Joe places great importance on Gaelic place names, and in the book he takes some trouble to demonstrate how the Ordnance Survey maps frequently get it wrong. I’m as guilty of this as anyone: “Lairig Ghru” has become the accepted version of Làirig Dhrù, for example, and Lowdown on the Upland of Mar has opened my eyes to the far more complex world of Gaelic hill and place names.
Something which I think really boosts this book’s appeal, particularly for the historian or the wanderer with an interest in history, is the focus on chronology. Many sections of the book are displayed in chronological order, and dates are often printed in bold type. This will not necessarily be of use to the casual walker but it really helps to instill a sense of the age of this landscape and how dramatically it has changed over time, from the ice age right through to the Highland clearances and the land management strategies of the present day.
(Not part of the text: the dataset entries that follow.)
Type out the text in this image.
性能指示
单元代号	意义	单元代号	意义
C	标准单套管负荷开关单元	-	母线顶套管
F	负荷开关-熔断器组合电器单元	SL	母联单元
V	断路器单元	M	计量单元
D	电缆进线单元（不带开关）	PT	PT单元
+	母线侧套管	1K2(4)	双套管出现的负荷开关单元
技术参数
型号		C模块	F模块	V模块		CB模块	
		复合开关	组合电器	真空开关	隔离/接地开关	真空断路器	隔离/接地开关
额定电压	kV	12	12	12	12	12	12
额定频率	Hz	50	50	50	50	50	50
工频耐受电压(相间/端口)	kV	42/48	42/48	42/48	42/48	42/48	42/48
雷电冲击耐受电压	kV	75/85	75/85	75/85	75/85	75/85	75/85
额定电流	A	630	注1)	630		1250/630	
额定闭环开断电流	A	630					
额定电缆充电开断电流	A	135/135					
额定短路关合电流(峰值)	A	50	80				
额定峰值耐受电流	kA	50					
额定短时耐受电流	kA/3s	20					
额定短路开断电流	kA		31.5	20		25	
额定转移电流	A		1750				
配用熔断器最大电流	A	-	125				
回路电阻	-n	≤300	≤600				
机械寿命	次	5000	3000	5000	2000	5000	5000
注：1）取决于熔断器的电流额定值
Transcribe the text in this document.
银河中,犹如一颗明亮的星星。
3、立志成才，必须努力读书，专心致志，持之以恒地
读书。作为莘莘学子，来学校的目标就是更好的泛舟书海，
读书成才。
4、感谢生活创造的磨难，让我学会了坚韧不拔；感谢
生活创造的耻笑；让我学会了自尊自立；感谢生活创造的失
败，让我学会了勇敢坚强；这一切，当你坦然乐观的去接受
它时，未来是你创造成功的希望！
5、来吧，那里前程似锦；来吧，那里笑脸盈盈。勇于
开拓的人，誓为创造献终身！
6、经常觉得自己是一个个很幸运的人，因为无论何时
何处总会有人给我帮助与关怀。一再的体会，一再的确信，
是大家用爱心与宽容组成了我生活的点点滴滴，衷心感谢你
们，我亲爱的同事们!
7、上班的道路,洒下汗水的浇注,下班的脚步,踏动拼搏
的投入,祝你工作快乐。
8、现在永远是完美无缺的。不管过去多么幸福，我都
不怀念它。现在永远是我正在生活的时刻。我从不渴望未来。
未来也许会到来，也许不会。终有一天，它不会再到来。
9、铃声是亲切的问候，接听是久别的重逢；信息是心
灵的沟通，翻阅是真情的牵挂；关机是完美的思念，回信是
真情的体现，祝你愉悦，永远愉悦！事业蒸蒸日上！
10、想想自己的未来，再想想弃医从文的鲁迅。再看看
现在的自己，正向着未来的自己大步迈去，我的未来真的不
The book also includes an excellent index and list of references.
Nothing in life is perfect, of course, and it must be said that I thought the map diagrams weren’t printed to the same standard of quality as the rest of the book. They looked quite grainy from JPEG compression and I suspect the original files weren’t at 300dpi .This certainly isn’t a major criticism but was a minor irritation in an otherwise excellent book. I also don’t like the Comic Sans font used in the diagrams, but that’s down to personal preference and not everyone will agree!
In the introduction it states that the book is a work in progress, and that the author intends to expand and correct the guide periodically. I would like to see sequel volumes, perhaps going into greater detail on individual glens, or maybe companion guides to other mountainous areas.
Lowdown on the Upland Mar really is an excellent reference book for lovers of the Cairngorms and should be in the rucksack of every wanderer of the glens and mountain tops.